Além disso, a fim de reduzir os custos de produção, vários fabricantes estão a avançar para técnicas de conceção que tornam a reparação económica, se não mesmo tecnicamente, impossível. Outro exemplo notável é o “gigacasting” (giga-fundição), uma prática industrial que consiste em moldar um grande número de peças de automóveis a partir de um único bloco, o que pode levar a que uma grande parte do veículo tenha de ser descartada e substituída após um impacto. Por enquanto, o risco de “giga-resíduos” que isto implica afeta apenas alguns modelos de automóveis elétricos, mas a HOP receia que esta prática se generalize. De um modo geral, o setor enfrenta problemas relacionados com a desmontagem dos veículos, o acesso a peças e componentes sobresselentes e a redução dos serviços pós-venda por parte de alguns fabricantes.

O risco de um aumento dos “automóveis descartáveis” é real. As novas vias adotadas por alguns fabricantes, que dão prioridade a custos de produção mais baixos em detrimento da possibilidade de reparação dos veículos, não devem tornar-se a norma. Por último, a presença crescente de eletrónica e software a bordo, que faz com que os veículos conectados se assemelhem a “smartphones sobre rodas”, aumenta o risco de obsolescência do software e torna mais complexas as reparações fora das redes aprovadas pelos fabricantes (por exemplo, devido a práticas de “serialização”, indisponibilidade de alguns componentes eletrónicos, acesso bloqueado a dados essenciais para diagnóstico ou reparação, etc.).
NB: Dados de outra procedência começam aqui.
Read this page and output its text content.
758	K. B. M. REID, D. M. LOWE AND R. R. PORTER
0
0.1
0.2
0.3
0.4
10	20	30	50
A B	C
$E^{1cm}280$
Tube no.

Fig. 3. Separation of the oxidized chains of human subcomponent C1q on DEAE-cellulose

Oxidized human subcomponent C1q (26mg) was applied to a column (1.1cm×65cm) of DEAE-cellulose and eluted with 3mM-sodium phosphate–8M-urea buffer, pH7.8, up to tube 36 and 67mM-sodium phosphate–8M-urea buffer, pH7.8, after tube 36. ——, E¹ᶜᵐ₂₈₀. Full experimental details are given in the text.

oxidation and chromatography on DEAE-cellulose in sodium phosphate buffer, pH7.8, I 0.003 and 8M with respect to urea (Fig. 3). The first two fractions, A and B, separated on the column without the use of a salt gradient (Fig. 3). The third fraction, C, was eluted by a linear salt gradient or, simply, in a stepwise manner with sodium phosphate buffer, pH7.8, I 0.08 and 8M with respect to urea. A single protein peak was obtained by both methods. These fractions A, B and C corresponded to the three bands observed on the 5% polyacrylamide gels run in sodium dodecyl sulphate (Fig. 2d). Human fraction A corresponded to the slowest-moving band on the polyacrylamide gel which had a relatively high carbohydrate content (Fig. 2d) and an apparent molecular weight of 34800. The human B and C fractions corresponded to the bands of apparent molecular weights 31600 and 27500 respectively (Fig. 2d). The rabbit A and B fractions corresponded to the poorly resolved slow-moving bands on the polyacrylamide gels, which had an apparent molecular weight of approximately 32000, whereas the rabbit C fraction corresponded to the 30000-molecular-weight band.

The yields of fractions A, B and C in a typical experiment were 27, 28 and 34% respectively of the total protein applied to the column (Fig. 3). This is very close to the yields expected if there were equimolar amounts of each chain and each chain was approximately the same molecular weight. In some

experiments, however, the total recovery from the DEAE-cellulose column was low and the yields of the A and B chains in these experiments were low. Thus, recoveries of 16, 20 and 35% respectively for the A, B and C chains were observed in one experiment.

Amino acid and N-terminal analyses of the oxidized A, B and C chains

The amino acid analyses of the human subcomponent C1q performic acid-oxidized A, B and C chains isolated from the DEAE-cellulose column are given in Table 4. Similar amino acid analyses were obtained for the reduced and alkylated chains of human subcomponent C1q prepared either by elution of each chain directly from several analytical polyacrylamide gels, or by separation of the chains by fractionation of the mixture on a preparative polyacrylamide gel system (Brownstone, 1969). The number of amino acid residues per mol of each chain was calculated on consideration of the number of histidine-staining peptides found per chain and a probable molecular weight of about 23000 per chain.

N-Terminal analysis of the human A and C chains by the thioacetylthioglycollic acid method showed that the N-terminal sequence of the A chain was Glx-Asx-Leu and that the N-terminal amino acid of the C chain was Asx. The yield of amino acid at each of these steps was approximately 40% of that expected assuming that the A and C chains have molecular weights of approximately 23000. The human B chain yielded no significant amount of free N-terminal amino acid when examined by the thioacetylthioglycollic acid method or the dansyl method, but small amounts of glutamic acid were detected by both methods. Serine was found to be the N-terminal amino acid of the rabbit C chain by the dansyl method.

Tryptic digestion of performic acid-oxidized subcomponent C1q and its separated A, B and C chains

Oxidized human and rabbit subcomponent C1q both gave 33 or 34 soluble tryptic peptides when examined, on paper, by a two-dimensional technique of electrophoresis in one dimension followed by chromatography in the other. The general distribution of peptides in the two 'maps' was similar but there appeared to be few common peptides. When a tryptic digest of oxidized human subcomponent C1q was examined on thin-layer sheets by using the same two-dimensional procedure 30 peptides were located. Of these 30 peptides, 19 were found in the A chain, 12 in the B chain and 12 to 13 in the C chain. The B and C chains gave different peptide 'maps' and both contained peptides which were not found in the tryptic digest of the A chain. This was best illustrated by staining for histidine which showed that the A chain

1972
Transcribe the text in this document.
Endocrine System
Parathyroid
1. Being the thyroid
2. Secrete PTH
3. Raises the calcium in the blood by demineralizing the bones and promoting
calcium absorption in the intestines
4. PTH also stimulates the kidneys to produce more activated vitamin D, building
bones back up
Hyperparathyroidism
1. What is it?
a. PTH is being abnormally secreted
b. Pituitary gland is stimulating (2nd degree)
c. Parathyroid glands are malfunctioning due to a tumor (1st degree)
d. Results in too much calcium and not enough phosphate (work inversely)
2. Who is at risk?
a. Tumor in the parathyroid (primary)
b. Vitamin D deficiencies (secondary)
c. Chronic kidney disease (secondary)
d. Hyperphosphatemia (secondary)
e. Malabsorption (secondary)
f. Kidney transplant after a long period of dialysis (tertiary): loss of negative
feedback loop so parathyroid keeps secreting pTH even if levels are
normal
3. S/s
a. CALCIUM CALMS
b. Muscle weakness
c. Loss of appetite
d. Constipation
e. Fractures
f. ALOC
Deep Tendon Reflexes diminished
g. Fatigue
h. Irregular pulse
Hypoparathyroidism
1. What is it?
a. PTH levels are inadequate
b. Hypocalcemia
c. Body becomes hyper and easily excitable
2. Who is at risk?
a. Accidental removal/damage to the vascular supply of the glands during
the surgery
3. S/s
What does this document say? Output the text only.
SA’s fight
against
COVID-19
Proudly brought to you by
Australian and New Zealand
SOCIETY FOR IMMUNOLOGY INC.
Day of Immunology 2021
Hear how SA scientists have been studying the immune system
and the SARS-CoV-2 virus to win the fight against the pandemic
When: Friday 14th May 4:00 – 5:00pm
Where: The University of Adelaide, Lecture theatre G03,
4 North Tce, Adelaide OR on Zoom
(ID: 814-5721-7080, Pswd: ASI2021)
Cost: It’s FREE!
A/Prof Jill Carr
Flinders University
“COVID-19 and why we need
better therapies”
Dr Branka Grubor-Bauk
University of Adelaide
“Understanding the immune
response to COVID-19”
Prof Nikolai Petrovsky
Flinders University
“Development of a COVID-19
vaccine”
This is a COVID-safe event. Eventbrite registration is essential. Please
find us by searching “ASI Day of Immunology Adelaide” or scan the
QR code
Custos de reparação eventualmente exorbitantes (diretamente para os clientes ou para as companhias de seguros); renovação apressada do veículo; novos custos “ocultos” no momento da compra ligados a atualizações de software; serviço pós-venda com pouca ou nenhuma disponibilidade, etc. As consequências destas práticas afetam os consumidores, que não têm noção do custo total da propriedade de um veículo no momento da compra. Os agentes económicos que compõem o ecossistema da economia circular também podem ser afetados (reparação, recondicionamento, mercado de segunda mão, etc.). Em certos aspectos, os fabricantes de automóveis europeus estabelecidos podem ser considerados vítimas destas práticas. O que está em causa é a sua forte competitividade face aos veículos elétricos vendidos a preços atrativos por um punhado de concorrentes americanos ou chineses, que fazem baixar a qualidade.

Como salientaram os peritos entrevistados para este estudo, a indústria automóvel é um negócio a longo prazo. No entanto, para a HOP, isso não deve ser sinónimo de inércia ou de inação face aos sinais preocupantes de uma trajetória insustentável. O que é preciso fazer agora é lançar as bases das boas práticas da economia circular do parque automóvel elétrico, que vai substituir os motores de combustão, para combinar menos emissões de CO2, respeito pelos consumidores e produção responsável. A associação apresentou várias recomendações aos decisores públicos, nomeadamente na Europa, para garantir a sustentabilidade e a reparabilidade dos futuros veículos de combustão e elétricos.

A HOP sugere:

– Introdução de garantias de reparabilidade para as baterias;
– Imposição de normas de reparabilidade: peças desmontáveis e disponíveis durante pelo menos 20 anos;
– Lutar contra a ameaça da obsolescência do software;
– Proibir bloqueios de software que impeçam a reparação/reutilização de peças e manter a disponibilidade do software durante pelo menos 20 anos.